In a similar vein, this case has also raised questions about herd immunity. Earlier in the pandemic, Dr. Fauci indicated that herd immunity would likely require a vaccination rate of between 60 and 70 percent. But, in the months following vaccine rollouts, Dr. Fauci also emphasized that the true percentage for herd immunity is relatively unknowable and could be much higher. Additionally, Donald G. McNeil Jr. of the New York Times also reported that the rate of vaccination to achieve herd immunity rises with a disease’s transmissibility.
The relationship between herd immunity and transmissibility is essential in the case of Barnstable County as a vast majority of the positive cases consisted of the Delta variant. The CDC reported on August 6th that the Delta variant in particular is significantly more transmissible than other forms of COVID-19. Correspondingly higher rates of inoculation to the virus will be necessary as the Delta variant continues to spread. In the Barnstable County outbreak, many vaccinated individuals with the Delta variant exhibited fairly substantial viral loads, meaning that they are likely spreading the virus to other vaccinated individuals once infected.
Concern for federal inmates as public efforts to stop the pandemic expand to include both widespread vaccination and social distancing and masking efforts should remain a top priority. As we reported last summer, prison conditions are almost never conducive to social distancing, heightened hygiene, or healthcare management. Subsequently, they often constitute virtual petri dishes for disease and have proven extremely dangerous during the COVID-19 pandemic.
As such, federal inmates should take note of both vaccination, masking, and distancing guidelines to the best of their ability despite unideal circumstances. The Barnstable County case shows us that both mitigation protocols and vaccination efforts are necessary to keep ourselves and each other safe and that, though new tools exist with the advent of fairly effective COVID-19 vaccines, we are still in the midst of the pandemic and should act accordingly.
If you or a loved one is in federal prison, our office urges you to consider the following:
- Get vaccinated. The BOP has been vaccinating individuals and boasts over 200k vaccines administered. Vaccination provides individual protection against all existing strains and variants of the virus so far as well as community protection to the people around you. Further, the BOP keeps records of those who refuse vaccination. Although vaccination is not required, government opposition to compassionate release motions can cite vaccination refusal to argue that if your current situation is not dangerous enough to warrant vaccination, it cannot be dangerous enough to justify release.
- Ask for CARES Act relief. While the BOP has applied the CARES Act wildly inconsistently and we don’t currently know their policy on granting CARES Act relief, we strongly encourage you to continue to seek it, especially if you have preexisting risk factors.

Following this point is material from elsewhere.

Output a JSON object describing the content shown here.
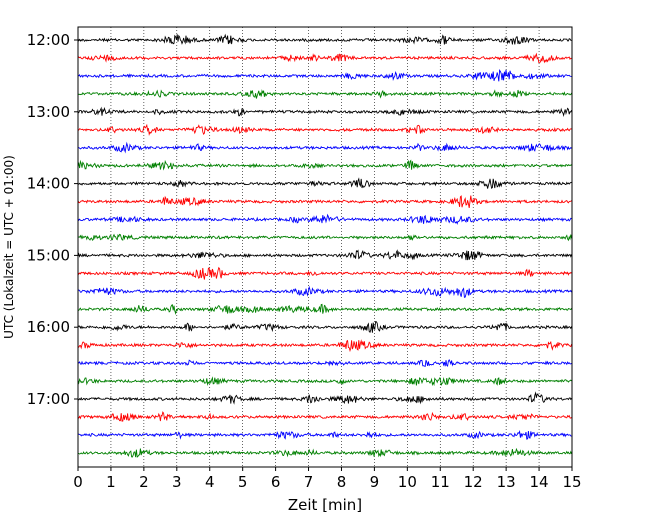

- Continue to engage in safety measures. The rise of the breakthrough cases in vaccinated individuals is largely anticipated. By most standards the vaccines are between 60-95 percent effective against the delta variant. But those numbers can increase when the user takes special precautions. Specifically, wearing face masks and engaging in social distancing as much as possibly within the prisons can help reduce your chances of contracting COVID-19, spreading COVID-19, or contributing to infection outbreaks that serve as breeding grounds for new mutations and variants.